Menteri Dalam Negeri Gerald Darmanin Selasa keberatan dengan otorisasi burkini - yang dikenakan oleh beberapa wanita Muslim - sebagai "provokasi komunitas yang tidak dapat diterima."

"Saya telah menginstruksikan prefek untuk merujuk pada musyawarah yang mengizinkan pemakaian `Burkini` untuk `sekularisme` dan, jika perlu, untuk meminta penarikannya," tulisnya di Twitter.

Sesuai ketentuan undang-undang 2021 yang disebut "mengkonfirmasikan penghormatan terhadap prinsip-prinsip Republik" yang diadopsi untuk memerangi ekstremisme radikal, pemegang layanan publik, anggota dewan kota, dan individu diharuskan untuk "memastikan kepatuhan dengan prinsip-prinsip sekularisme dan netralitas pelayanan publik.”

Setelah dewan kota Grenoble pada Senin mengadopsi peraturan baru yang mencabut pembatasan pakaian renang di kolam renang umum, prefektur Isere di mana Grenoble berada, mengajukan keberatan kepada Kementerian Dalam Negeri dan pengadilan administrasi.

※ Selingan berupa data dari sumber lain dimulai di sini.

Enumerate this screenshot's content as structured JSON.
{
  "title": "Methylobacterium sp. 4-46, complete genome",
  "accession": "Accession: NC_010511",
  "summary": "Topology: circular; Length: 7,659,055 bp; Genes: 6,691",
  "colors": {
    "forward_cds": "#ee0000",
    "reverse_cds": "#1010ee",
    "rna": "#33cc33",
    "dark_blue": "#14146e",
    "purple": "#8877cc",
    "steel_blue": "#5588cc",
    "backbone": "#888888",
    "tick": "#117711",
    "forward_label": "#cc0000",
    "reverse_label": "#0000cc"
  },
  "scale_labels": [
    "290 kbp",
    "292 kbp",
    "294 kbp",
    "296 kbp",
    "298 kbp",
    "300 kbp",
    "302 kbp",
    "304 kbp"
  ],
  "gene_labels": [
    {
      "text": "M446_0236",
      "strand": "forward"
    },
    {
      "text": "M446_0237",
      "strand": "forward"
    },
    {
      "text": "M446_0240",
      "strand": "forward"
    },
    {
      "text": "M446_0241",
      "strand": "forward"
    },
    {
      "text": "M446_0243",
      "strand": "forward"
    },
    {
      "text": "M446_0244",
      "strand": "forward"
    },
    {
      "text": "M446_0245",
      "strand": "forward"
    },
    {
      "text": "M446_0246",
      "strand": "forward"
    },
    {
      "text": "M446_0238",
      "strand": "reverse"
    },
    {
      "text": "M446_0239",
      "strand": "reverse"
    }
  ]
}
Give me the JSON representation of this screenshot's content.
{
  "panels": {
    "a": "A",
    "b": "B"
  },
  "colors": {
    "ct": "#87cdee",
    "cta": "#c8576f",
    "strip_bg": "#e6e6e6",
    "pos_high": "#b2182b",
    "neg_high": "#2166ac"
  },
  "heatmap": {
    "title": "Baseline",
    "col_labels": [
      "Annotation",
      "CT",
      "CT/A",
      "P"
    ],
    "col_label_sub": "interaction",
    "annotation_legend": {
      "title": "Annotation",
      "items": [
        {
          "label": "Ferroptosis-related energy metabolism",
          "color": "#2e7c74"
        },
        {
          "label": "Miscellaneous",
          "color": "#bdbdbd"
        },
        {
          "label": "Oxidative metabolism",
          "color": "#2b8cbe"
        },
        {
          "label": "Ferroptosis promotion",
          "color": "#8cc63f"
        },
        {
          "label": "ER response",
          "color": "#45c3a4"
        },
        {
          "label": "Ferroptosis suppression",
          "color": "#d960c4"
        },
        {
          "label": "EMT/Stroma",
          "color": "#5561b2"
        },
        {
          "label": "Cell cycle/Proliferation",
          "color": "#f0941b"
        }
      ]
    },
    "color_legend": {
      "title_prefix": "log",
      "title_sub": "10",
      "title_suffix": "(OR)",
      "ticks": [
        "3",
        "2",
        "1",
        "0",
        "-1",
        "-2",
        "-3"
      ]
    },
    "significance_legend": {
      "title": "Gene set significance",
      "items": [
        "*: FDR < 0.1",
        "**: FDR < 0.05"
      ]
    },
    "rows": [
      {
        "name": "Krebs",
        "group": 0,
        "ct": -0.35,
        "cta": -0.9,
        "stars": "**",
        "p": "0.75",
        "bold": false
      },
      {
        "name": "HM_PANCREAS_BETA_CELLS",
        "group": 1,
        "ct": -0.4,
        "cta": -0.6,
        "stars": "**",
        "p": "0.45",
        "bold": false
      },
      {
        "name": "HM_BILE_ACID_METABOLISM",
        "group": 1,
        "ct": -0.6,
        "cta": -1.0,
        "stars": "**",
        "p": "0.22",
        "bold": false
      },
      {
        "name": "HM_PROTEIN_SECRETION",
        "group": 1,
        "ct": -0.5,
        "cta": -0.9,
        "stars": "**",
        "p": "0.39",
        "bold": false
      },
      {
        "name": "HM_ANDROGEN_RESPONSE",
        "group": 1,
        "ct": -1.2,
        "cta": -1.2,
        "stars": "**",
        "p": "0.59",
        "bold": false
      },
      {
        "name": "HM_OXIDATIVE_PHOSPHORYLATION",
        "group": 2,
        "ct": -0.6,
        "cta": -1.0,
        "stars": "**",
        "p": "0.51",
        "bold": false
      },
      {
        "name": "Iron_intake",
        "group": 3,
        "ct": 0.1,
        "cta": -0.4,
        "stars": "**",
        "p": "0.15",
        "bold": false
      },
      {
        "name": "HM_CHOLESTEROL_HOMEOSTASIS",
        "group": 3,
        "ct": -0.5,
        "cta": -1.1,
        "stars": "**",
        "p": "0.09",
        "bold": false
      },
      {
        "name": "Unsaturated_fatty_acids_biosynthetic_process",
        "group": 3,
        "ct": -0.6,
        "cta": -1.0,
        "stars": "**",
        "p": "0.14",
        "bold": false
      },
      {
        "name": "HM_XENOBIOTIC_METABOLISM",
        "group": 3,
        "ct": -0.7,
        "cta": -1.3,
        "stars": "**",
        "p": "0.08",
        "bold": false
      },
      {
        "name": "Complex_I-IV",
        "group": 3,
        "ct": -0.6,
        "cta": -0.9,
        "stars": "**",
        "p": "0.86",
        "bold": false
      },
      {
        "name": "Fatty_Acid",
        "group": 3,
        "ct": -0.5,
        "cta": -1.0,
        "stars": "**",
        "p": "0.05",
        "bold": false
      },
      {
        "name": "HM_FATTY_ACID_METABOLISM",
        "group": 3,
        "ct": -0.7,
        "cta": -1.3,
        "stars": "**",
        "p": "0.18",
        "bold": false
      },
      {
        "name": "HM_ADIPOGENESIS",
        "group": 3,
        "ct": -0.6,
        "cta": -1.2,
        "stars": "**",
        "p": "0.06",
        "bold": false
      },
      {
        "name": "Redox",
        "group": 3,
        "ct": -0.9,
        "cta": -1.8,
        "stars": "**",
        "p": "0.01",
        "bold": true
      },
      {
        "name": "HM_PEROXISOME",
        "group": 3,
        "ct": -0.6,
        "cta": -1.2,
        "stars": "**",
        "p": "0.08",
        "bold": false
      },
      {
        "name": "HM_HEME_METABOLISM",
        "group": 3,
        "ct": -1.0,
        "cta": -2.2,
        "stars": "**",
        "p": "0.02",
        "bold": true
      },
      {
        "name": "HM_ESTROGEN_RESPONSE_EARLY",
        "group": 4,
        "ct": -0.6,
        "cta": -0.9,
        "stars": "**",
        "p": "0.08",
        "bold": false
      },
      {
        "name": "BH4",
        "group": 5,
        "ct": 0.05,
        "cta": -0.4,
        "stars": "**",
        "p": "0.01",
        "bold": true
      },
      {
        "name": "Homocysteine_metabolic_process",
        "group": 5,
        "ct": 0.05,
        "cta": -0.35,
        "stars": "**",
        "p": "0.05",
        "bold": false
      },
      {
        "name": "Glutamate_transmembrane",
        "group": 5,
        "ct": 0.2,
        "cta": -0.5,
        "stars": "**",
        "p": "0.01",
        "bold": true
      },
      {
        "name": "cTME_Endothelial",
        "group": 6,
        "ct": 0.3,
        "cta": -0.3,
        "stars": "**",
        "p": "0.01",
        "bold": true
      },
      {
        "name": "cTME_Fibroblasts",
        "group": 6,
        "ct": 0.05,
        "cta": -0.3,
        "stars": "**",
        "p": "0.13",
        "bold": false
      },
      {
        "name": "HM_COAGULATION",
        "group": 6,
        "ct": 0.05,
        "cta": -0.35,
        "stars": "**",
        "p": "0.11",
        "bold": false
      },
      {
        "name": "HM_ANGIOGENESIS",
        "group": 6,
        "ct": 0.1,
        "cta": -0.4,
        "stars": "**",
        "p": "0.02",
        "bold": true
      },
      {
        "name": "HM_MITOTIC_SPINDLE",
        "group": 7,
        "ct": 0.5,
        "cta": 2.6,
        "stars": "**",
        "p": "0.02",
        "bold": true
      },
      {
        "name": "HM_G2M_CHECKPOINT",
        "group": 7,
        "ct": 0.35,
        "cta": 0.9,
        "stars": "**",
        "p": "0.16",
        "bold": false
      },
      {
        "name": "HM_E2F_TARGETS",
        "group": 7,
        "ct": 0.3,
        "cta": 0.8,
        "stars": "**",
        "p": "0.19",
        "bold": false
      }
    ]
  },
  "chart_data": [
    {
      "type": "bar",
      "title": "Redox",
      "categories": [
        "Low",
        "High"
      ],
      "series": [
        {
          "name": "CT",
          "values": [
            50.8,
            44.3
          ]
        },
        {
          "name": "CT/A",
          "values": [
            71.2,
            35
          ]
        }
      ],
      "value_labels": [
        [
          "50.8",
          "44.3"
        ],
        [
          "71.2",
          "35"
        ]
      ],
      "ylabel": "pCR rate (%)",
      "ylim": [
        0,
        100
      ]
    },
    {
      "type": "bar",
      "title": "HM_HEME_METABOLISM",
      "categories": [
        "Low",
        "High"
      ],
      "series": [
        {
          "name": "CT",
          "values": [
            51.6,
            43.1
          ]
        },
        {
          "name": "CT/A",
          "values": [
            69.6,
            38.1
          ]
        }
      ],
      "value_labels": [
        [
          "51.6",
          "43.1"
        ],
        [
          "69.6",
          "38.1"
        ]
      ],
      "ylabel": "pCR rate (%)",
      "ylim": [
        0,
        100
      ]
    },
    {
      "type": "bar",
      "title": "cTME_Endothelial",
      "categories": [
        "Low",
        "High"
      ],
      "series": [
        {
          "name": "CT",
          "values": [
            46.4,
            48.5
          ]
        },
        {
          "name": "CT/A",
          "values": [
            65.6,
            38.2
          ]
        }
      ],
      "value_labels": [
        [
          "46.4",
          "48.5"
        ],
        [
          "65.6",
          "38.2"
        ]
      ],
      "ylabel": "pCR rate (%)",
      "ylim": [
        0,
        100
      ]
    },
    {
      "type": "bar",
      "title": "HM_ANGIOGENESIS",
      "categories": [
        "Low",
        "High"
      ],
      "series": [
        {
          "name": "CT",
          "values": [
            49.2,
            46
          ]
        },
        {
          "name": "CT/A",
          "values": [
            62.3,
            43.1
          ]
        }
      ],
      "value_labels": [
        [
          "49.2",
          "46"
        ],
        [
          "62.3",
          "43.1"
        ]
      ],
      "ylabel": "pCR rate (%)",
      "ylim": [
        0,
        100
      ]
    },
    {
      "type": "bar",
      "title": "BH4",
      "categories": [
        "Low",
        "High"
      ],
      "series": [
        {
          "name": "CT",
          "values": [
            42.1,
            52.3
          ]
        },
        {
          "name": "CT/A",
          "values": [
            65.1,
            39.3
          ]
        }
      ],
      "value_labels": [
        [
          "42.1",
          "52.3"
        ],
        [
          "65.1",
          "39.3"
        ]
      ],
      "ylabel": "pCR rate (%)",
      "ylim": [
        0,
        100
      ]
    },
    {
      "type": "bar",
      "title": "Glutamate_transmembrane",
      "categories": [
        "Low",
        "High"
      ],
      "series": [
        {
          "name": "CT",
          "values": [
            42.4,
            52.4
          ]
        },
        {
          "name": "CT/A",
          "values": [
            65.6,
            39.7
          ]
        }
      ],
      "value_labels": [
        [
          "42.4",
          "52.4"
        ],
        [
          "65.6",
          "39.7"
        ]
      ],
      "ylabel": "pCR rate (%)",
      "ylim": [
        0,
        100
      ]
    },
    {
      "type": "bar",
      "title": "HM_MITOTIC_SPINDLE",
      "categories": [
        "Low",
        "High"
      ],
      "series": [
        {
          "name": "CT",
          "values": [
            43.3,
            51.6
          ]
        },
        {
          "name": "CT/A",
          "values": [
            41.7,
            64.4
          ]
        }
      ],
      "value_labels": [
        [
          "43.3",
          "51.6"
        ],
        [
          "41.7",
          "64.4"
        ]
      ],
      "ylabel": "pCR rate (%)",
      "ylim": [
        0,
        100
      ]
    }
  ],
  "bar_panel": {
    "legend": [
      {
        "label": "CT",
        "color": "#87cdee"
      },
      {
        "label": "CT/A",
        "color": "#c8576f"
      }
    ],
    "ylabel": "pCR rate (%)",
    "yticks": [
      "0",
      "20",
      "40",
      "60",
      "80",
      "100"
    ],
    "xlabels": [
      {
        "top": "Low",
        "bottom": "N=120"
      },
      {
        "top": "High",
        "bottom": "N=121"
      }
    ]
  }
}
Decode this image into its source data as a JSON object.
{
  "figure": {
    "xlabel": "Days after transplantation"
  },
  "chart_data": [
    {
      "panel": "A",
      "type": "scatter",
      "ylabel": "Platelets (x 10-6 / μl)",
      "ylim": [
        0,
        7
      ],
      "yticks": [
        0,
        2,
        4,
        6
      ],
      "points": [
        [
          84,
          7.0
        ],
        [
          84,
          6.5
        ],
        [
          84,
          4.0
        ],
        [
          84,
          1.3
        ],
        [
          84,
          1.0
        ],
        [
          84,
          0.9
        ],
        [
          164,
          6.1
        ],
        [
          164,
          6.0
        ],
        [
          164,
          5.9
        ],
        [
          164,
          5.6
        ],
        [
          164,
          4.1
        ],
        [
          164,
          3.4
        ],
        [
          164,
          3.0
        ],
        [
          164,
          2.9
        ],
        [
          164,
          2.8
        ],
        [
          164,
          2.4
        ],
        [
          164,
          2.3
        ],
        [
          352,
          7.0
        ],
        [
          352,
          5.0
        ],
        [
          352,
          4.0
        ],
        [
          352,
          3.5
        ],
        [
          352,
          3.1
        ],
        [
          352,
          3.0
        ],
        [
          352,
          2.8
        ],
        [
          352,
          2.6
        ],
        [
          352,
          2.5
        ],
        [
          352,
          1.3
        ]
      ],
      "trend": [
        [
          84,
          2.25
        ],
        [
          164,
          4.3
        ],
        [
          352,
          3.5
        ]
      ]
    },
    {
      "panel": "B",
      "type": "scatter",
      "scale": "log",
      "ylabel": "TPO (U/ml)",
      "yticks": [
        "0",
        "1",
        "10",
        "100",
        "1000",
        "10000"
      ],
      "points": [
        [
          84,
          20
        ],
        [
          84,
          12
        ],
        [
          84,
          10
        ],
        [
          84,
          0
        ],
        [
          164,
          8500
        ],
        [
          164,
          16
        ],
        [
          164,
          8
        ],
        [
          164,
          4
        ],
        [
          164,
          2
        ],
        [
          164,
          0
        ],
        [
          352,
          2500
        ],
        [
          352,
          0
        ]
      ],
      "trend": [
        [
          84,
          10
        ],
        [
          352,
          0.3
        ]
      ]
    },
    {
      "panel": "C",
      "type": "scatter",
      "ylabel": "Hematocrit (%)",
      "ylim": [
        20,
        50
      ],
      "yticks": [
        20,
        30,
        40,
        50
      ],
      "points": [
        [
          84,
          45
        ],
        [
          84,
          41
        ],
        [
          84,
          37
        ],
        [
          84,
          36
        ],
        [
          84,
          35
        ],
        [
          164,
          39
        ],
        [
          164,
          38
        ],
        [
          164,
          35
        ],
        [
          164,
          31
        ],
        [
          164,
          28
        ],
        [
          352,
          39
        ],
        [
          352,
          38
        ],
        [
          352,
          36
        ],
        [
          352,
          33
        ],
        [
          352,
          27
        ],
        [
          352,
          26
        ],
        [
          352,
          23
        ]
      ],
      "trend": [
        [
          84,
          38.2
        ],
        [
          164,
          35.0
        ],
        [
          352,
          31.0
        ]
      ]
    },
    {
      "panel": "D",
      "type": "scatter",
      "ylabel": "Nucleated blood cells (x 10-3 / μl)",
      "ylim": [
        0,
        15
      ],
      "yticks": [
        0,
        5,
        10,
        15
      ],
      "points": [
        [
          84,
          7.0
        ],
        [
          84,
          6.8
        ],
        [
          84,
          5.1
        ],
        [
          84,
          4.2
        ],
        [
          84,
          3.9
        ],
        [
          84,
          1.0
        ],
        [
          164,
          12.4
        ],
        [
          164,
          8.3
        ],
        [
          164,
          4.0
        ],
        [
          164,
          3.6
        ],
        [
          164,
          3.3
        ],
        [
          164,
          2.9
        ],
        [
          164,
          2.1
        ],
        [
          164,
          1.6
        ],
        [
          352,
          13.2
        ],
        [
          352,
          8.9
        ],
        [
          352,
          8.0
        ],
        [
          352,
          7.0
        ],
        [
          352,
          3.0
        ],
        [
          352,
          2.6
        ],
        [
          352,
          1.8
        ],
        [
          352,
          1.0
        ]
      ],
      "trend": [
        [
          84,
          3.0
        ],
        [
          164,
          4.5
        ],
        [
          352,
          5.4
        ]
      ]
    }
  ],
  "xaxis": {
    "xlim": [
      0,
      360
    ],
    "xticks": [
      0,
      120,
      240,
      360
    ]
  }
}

Aturan baru memungkinkan perempuan untuk mengenakan burkini dari kepala hingga ujung kaki dan mandi tanpa busana jika mereka mau.

Grenoble adalah kota kedua di Prancis setelah Renne yang mengizinkan pemakaian burkini di kolam renang kota.

Peraturan yang disetujui yang pertama kali diusulkan oleh walikota ekologi kota Erick Piolle telah menimbulkan badai politik, membuat marah partai-partai sayap kanan dan otoritas publik tertentu, yang menuduh burkini sebagai "pakaian Islamis" dan keputusan "mengikuti Islamisme."

Piolle membela penghapusan pembatasan kode berpakaian karena mencegah bagian dari populasi rentan seperti wanita Muslim dan transgender menggunakan kolam renang umum.

Dia menanggapi Darmanin di Twitter, mendesaknya "untuk membaca kembali undang-undang 1905, daripada memutarbalikkannya."

Undang-undang sekularisme 1905 yang mengumumkan pemisahan gereja dan negara adalah undang-undang yang sangat kontroversial yang telah digunakan oleh para politisi untuk sering menargetkan populasi Muslim minoritas. Menampilkan tanda-tanda agama seperti mengenakan jilbab atau jilbab telah dituduh tidak sesuai dengan “nilai-nilai sekuler republik.”